The code above enables you to work with vectors easily:

var first = Vector(1, 2) // (1,2)
let second = Vector(3, 4) // (3,4)
let third = first + second // (4,6)
first += second // (4,6)
let fourth = first - second // (1,2)
first -= second // (1,2)

Swift 5 implements AdditiveArithmetic for vectors, because you can’t define the cross product of 2D vectors [SE-0233]. It doesn’t require ExpressibleByIntegerLiteral conformance:

extension Vector: AdditiveArithmetic {
  static var zero: Vector {
    return Vector(0, 0)
  }
  
  static func +(lhs: Vector, rhs: Vector) -> Vector {
    return Vector(lhs.x + rhs.x, lhs.y + rhs.y)
  }
  
  static func +=(lhs: inout Vector, rhs: Vector) {
    lhs = lhs + rhs
  }
  
  static func -(lhs: Vector, rhs: Vector) -> Vector {
    return Vector(lhs.x - rhs.x, lhs.y - rhs.y)
  }
  
  static func -=(lhs: inout Vector, rhs: Vector) {
    lhs = lhs - rhs
  }
}

In this code, you conform Vector to AdditiveArithmetic by defining a zero and implementing +(lhs:rhs:), +=(lhs:rhs:), -(lhs:rhs:), -=(lhs:rhs:).

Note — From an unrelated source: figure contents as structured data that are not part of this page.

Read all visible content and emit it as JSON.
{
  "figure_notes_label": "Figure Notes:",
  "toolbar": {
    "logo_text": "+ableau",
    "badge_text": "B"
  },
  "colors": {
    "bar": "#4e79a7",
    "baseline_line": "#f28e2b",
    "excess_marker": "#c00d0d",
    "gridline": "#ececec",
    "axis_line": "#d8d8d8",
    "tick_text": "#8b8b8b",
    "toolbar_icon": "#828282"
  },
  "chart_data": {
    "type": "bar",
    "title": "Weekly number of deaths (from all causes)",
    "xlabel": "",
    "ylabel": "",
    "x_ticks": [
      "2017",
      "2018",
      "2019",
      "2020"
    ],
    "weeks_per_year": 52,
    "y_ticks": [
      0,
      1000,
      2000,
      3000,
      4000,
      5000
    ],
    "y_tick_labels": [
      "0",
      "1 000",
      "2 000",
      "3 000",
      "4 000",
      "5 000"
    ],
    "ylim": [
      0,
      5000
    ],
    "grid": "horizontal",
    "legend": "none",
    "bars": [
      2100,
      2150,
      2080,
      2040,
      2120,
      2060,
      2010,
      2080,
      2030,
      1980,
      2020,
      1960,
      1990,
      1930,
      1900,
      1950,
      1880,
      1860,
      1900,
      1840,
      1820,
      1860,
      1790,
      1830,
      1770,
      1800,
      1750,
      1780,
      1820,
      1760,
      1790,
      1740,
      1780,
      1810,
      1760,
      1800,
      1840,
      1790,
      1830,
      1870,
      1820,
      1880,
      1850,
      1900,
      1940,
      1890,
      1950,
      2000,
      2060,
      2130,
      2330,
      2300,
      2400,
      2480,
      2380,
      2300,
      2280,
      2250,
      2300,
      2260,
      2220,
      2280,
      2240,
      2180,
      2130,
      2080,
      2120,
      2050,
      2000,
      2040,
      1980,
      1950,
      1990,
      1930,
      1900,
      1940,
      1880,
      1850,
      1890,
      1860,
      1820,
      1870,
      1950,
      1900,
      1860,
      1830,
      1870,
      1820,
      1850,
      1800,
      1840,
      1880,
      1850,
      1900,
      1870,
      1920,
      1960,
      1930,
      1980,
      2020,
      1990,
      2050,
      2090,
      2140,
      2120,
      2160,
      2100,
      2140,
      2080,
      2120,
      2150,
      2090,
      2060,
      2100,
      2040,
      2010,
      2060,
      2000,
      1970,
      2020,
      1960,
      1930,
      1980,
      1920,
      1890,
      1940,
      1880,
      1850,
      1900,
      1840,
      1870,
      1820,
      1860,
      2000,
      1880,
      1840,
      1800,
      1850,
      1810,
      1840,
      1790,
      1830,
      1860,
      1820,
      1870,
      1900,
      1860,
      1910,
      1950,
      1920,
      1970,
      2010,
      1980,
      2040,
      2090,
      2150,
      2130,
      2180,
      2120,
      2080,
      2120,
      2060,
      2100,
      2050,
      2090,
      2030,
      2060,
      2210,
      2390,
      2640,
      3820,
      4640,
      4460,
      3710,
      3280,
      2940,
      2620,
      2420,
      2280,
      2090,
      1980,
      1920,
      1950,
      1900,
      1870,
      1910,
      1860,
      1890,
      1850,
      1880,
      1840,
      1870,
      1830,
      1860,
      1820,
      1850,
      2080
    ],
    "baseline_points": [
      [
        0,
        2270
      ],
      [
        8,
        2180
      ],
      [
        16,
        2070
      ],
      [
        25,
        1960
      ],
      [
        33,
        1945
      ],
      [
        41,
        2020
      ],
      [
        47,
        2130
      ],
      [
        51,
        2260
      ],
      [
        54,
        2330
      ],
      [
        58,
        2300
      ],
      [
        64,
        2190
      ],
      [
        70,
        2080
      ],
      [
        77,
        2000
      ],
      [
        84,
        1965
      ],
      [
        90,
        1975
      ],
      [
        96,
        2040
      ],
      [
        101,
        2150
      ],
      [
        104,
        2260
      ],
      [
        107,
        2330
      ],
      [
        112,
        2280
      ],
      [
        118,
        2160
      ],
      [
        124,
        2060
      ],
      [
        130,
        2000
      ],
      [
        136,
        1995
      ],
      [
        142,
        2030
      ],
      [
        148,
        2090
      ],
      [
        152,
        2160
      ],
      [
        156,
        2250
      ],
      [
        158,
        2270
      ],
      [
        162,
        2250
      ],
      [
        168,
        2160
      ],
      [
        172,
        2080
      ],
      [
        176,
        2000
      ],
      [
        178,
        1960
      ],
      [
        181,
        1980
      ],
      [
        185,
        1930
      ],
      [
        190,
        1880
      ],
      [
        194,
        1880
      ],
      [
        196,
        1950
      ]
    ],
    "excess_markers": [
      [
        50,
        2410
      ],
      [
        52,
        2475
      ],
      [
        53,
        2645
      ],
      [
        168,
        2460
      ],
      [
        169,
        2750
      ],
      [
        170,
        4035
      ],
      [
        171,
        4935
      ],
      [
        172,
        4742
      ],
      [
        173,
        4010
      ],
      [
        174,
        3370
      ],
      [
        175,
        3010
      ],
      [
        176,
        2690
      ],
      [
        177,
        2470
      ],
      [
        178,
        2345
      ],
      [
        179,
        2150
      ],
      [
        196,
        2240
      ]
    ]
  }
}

Working with vectors is so easy in Swift 5!

String Interpolation Updates

Swift 4.2 implements string interpolation by interpolating segments:

let language = "Swift"
let languageSegment = String(stringInterpolationSegment: language)
let space = " "
let spaceSegment = String(stringInterpolationSegment: space)
let version = 4.2
let versionSegment = String(stringInterpolationSegment: version)
let string = String(stringInterpolation: languageSegment, spaceSegment, versionSegment)

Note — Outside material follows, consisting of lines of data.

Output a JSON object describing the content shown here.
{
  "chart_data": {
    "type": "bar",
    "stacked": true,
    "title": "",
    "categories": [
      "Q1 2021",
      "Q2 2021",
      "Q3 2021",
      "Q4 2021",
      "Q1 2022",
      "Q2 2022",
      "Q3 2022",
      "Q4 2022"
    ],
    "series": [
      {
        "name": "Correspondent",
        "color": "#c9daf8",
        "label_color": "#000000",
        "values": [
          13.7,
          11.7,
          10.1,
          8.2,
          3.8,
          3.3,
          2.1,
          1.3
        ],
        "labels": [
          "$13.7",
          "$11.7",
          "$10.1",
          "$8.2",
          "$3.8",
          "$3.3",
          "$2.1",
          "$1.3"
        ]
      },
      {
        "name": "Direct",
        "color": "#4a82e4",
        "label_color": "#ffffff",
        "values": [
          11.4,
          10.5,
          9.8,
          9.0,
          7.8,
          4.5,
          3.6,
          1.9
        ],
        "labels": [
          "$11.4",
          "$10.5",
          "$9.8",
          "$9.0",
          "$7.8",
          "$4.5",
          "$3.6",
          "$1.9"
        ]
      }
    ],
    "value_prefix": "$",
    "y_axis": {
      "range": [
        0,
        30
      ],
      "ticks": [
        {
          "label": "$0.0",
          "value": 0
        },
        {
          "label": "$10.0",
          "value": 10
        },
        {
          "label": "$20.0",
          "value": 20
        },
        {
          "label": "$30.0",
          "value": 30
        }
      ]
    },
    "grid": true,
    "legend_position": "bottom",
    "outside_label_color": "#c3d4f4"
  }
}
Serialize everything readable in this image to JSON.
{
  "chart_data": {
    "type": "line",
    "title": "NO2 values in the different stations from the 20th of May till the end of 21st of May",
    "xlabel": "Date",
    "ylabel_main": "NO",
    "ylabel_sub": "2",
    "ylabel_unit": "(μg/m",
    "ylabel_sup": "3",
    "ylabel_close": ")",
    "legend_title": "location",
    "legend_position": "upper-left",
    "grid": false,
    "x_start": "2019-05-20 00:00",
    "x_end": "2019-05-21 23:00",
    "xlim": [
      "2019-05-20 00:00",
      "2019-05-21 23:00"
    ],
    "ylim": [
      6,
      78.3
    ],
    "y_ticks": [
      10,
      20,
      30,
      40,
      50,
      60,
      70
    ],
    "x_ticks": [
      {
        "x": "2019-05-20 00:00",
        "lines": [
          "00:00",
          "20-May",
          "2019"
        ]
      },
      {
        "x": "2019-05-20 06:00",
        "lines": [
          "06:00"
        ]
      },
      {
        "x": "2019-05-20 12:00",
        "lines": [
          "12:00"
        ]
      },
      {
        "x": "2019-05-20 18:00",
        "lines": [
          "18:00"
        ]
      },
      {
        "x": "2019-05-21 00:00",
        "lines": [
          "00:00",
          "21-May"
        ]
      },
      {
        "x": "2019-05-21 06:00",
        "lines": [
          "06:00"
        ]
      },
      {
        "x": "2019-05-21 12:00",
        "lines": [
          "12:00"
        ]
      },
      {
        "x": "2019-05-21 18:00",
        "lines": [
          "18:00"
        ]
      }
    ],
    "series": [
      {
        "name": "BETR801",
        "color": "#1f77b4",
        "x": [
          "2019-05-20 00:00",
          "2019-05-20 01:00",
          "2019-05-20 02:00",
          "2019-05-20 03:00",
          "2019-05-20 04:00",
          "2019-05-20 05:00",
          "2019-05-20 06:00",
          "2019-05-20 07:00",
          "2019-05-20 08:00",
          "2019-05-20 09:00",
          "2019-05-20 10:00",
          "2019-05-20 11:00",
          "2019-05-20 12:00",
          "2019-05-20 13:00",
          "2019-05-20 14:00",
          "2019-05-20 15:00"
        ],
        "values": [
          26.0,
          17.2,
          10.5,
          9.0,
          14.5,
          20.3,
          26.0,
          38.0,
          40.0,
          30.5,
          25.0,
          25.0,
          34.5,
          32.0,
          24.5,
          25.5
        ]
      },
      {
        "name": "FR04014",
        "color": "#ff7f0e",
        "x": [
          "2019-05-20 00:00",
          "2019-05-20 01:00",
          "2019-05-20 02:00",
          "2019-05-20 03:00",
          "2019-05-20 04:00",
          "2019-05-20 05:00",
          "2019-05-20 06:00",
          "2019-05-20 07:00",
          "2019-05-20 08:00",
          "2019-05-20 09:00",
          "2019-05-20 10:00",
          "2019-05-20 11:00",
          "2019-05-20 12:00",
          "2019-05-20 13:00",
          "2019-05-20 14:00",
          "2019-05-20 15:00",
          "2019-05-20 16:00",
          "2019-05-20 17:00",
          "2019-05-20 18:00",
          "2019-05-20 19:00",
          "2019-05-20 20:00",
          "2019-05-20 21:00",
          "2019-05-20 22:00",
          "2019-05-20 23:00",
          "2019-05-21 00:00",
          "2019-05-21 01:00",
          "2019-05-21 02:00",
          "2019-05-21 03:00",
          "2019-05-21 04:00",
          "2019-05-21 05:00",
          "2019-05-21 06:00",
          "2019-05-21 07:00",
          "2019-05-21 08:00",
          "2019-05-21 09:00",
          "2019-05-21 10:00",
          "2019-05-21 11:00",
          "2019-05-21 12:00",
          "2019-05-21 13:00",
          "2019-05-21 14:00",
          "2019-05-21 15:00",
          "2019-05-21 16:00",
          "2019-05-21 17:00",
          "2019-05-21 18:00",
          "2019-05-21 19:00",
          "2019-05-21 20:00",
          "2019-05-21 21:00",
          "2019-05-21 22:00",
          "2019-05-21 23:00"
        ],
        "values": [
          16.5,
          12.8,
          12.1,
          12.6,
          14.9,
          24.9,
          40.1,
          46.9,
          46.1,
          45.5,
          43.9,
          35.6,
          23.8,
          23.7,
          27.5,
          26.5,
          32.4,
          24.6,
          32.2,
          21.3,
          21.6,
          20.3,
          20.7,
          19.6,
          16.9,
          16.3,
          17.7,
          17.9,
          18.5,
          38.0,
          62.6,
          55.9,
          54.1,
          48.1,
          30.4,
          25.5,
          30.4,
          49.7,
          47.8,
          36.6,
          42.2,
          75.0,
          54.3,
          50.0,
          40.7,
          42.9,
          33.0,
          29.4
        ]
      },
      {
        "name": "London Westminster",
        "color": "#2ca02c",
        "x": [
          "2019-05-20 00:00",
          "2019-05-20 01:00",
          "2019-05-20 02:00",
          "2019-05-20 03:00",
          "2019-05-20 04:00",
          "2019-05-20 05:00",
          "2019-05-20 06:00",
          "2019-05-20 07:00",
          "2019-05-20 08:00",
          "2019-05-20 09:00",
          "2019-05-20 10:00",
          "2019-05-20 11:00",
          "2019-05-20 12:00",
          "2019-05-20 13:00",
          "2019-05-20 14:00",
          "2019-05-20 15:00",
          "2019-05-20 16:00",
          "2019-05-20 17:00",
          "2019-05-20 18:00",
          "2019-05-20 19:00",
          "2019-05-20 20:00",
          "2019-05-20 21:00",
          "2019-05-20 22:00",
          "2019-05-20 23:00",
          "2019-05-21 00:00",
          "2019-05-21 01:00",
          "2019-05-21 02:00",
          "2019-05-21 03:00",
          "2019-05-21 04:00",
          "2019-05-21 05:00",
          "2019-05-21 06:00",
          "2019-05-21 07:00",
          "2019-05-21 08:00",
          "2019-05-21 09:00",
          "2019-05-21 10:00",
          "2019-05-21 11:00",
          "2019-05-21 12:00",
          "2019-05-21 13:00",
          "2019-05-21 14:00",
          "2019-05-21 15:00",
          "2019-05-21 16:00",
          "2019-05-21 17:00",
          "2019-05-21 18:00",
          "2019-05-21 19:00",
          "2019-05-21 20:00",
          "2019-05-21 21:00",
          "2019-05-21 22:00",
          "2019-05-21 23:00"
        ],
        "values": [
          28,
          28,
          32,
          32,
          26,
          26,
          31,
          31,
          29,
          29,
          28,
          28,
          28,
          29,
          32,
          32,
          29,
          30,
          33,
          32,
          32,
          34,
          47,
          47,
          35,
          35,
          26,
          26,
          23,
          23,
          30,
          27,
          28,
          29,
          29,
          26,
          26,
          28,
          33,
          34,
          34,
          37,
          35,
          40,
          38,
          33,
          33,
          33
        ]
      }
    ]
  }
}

In this code, the compiler first wraps each literal segment and then interpolates one with init(stringInterpolationSegment:). Then, it wraps all segments together with init(stringInterpolation:).

Swift 5 takes a completely different approach [SE-0228]:

// 1
var interpolation = DefaultStringInterpolation(
  literalCapacity: 7,
  interpolationCount: 1)
// 2
let language = "Swift"
interpolation.appendLiteral(language)
let space = " "
interpolation.appendLiteral(space)
let version = 5
interpolation.appendInterpolation(version)
// 3
let string = String(stringInterpolation: interpolation)

Here’s what this code does:

1. Define a DefaultStringInterpolation instance with a certain capacity and interpolation count.
2. Call appendLiteral(_:) or appendInterpolation(_:) to add literals and interpolated values to interpolation.
3. Produce the final interpolated string by calling init(stringInterpolation:).

Handling Future Enumeration Cases

Swift 4.2 doesn’t handle new enumeration cases properly, as you can see below:

// 1
enum Post {
  case tutorial, article, screencast, course
}

// 2
func readPost(_ post: Post) -> String {
  switch post {
    case .tutorial:
      return "You are reading a tutorial."
    case .article:
      return "You are reading an article."
    default:
      return "You are watching a video."
  }
}

// 3
let screencast = Post.screencast
readPost(screencast) // "You are watching a video."
let course = Post.course
readPost(course) // "You are watching a video."

Here’s what happens in the code above:

1. Define all types of blog posts on the website.
2. To make switch exhaustive, add default.
3. Handle .screencast and .course with default since screencasts and courses are videos.

The following is how handling podcasts works in Swift 4.2:

enum Post {
  case tutorial, article, podcast, screencast, course
}

let podcast = Post.podcast
readPost(podcast) // "You are watching a video."

In this code, you handle .podcast with default, even though podcasts aren’t videos. Swift 4.2 doesn’t warn you about this because the switch is exhaustive.

Swift 5 takes care of added enumeration cases [SE-0192]:

func readPost(_ post: BlogPost) -> String {
  switch post {
    case .tutorial:
      return "You are reading a tutorial."
    case .article:
      return "You are reading an article."
    @unknown default:
      return "You are reading a blog post."
  }
}

readPost(screencast) // "You are reading a blog post."
readPost(course) // "You are reading a blog post."
readPost(podcast) // "You are reading a blog post."

In this code, you mark default as @unknown, and Swift warns you that switch isn’t exhaustive. default handles .screencast, .course and .podcast because screencasts, courses and podcasts are blog posts.

The future is bright for Swift 5 enumerations!